Nell’ambito del progetto denominato “Legalità Scuola Rugby” promosso dalla Polizia di Stato nel campo delle attività di prossimità e di solidarietà nelle scuole secondarie di primo grado, per favorire la diffusione della legalità e dell’inclusione sociale, lo scorso mercoledì, una rappresentanza del X Reparto Mobile di Catania ha incontrato gli alunni dell’Istituto Comprensivo Statale “Don Milani” di Randazzo (CT).

Dopo una breve introduzione sul gioco del rugby da parte degli istruttori ed una fruttifera chiacchierata con i piccoli protagonisti della giornata sui temi della legalità, dei valori e del rispetto delle regole, in campo e fuori, per un’ordinata e pacifica convivenza sociale, si sono tenute, in palestra e per gruppi, attività ludiche propedeutiche al gioco del rugby tra i piccoli alunni di 4^ elementare, che hanno mostrato particolare gradimento per l’iniziativa.

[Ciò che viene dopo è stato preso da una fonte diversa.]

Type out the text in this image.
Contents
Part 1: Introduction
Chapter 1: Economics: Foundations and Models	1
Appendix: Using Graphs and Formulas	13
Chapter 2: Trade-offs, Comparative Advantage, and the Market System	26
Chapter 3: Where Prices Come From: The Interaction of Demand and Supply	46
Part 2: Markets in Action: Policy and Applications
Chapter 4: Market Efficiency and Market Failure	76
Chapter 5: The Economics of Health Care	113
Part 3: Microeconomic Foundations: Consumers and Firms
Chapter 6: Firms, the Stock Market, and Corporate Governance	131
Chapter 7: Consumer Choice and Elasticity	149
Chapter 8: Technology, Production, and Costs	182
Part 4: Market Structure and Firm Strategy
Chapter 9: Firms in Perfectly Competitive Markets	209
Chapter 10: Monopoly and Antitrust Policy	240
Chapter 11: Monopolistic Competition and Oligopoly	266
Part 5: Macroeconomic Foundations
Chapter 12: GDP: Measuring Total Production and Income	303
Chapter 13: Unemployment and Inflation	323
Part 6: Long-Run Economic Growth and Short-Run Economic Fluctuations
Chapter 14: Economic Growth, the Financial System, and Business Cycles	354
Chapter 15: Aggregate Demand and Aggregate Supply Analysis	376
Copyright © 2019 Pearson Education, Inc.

Tale iniziativa, insieme alla collaborazione della Polizia di Stato – Fiamme Oro – con la Federazione Italiana Rugby – Comitato Reginale Sicilia – e le associazioni sportive presenti sul territorio nazionale, permette di veicolare i principi della legalità e dello sport tra i giovani studenti, in particolare, delle scuole secondarie di I e II grado.